Gilets Jaunes: la banalisation du complotisme par les discours populistes
Parce que le mouvement des Gilets Jaunes est apparu spontanément et qu’il se prolonge au-delà de toutes prédictions, les commentateurs politiques n’ont cessé de le caractériser d’« inédit ». A ses débuts, on reprochait au mouvement de ne pas faire sens, de ne pas avoir de revendications claires, et de réunir en son sein des français aux intérêts divers et contradictoires.
Les acteurs politiques et les médias n’ont pas immédiatement compris les Gilets Jaunes. Ce mouvement n’était pas celui d’une frange définie de la population, d’un parti politique, ou d’un syndicat. Il n’était pas un éclat de colère transitoire de la part de « gaulois réfractaires » qui « oublient le sens de l’effort » selon les mots du Président lui-même. Il s’agit de la colère d’une France contre une autre : celle d’« en-bas » contre celle d’« en-haut ».

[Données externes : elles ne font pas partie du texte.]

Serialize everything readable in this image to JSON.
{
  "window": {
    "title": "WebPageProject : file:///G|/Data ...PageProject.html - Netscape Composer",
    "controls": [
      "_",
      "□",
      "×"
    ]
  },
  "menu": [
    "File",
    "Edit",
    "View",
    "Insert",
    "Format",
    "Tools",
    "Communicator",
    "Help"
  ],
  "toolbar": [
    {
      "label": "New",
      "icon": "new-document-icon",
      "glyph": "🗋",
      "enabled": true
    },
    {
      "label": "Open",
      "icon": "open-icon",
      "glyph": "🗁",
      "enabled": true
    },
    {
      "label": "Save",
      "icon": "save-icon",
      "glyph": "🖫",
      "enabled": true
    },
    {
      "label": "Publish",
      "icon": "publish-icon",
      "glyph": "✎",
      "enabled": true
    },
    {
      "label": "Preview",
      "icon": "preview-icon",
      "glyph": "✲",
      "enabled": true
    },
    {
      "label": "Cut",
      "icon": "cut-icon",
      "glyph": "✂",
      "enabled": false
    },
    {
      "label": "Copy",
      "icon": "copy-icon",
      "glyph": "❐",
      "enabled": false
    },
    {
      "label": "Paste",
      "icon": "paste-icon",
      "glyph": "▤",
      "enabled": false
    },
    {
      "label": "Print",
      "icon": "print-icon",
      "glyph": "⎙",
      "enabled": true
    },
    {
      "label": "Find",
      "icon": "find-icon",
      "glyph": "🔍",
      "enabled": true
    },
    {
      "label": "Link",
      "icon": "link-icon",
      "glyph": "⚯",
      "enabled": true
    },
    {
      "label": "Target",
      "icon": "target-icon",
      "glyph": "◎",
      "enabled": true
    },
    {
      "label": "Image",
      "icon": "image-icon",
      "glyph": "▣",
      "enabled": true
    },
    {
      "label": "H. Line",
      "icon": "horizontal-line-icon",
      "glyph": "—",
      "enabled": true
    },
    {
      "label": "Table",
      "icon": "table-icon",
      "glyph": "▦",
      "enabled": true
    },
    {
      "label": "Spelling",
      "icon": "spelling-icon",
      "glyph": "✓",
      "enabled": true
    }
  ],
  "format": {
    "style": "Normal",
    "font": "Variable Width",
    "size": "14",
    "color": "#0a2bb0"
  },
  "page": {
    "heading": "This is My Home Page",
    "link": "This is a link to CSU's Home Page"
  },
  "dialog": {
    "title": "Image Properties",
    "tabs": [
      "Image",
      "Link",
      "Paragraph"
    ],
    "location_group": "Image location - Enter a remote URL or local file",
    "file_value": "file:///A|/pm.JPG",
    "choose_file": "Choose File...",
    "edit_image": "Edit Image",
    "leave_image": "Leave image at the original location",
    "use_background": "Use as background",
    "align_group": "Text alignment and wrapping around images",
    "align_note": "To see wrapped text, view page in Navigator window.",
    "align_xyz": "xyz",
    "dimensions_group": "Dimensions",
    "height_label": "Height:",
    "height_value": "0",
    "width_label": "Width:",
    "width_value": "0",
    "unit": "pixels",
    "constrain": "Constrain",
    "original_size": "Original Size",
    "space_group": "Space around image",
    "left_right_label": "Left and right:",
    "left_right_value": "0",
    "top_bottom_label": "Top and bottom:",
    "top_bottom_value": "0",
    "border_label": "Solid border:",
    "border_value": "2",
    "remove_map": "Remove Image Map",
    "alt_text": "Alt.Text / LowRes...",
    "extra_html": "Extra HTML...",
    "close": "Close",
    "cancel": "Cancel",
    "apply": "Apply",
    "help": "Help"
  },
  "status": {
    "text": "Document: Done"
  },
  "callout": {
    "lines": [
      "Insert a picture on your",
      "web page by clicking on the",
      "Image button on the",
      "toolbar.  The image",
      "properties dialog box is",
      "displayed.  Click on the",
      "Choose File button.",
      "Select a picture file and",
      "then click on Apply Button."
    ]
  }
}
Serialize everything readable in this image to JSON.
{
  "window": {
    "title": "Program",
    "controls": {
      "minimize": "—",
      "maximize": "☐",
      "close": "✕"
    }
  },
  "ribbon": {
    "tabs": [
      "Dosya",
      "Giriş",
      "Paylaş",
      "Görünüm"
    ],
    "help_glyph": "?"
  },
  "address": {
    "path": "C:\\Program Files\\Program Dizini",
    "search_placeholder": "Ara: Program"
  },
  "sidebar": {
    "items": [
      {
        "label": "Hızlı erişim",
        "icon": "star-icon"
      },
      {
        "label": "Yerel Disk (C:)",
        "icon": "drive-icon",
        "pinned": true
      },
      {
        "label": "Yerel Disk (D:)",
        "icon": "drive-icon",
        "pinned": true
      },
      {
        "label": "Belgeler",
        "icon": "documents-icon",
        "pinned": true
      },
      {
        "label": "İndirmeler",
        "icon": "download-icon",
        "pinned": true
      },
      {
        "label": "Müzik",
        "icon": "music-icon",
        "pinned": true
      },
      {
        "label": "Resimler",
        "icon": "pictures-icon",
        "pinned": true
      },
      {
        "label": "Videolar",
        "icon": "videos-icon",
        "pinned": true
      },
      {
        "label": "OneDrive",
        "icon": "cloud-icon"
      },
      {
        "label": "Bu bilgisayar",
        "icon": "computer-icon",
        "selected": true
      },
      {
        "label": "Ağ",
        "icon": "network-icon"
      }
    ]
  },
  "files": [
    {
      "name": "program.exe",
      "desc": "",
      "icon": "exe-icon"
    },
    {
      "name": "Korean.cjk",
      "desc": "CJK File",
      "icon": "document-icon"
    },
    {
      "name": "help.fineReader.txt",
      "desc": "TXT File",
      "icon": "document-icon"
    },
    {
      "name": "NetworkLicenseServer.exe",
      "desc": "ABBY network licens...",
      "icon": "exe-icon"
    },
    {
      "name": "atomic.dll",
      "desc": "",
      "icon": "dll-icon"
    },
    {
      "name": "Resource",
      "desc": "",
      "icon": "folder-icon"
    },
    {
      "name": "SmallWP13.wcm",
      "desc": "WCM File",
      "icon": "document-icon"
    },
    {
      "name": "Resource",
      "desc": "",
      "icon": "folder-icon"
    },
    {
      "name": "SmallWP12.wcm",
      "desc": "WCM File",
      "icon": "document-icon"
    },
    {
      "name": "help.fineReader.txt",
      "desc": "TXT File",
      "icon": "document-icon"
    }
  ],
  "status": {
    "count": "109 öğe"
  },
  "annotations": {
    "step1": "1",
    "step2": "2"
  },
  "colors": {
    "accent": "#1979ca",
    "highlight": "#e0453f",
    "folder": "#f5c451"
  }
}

Si ce clivage n’est pas nouveau -les mouvements Boulangiste (fin du XIXème siècle) et Poujadiste (années 1950) s’appuyaient déjà sur un rejet des élites-, le mouvement des Gilets Jaunes est résolument un produit de l’environnement politique français des dernières années. Il est une conséquence directe des discours populistes de tous les bords politiques, qui ont fabriqué cette représentation simplifiée de la société française: un schéma qui discerne les français d’en-haut travaillant pour leurs intérêts particuliers, et les « exploités » d’en-bas.
On assiste alors à un nouveau mépris de classe qui ne s’appuie pas sur un rejet des élites capitalistes mais des élites tout court, dont on a du mal à comprendre qui en fait partie. Les médias certainement, les grands patrons aussi, les personnalités politiques d’avantage encore. Dans un contexte où une grande partie de la population vit dans des conditions socio-économiques difficiles, c’est eux qui ont été désignés comme les grands coupables. Il appartient à chacun d’apprécier si ce rejet des élites est fondé ou non. Mais, partout où règne la haine, existe le danger. Il est alors essentiel de comprendre d’où vient ce sentiment. Parmi les causes les plus évidentes figurent la réalité économique de ces travailleurs en difficulté, ou le manque de pluralisme dans les médias, qui donne à ces français le sentiment de ne jamais voir leurs opinions représentées. Le mouvement des Gilets Jaunes est alors la manifestation d’une crise de légitimité des institutions au sens large.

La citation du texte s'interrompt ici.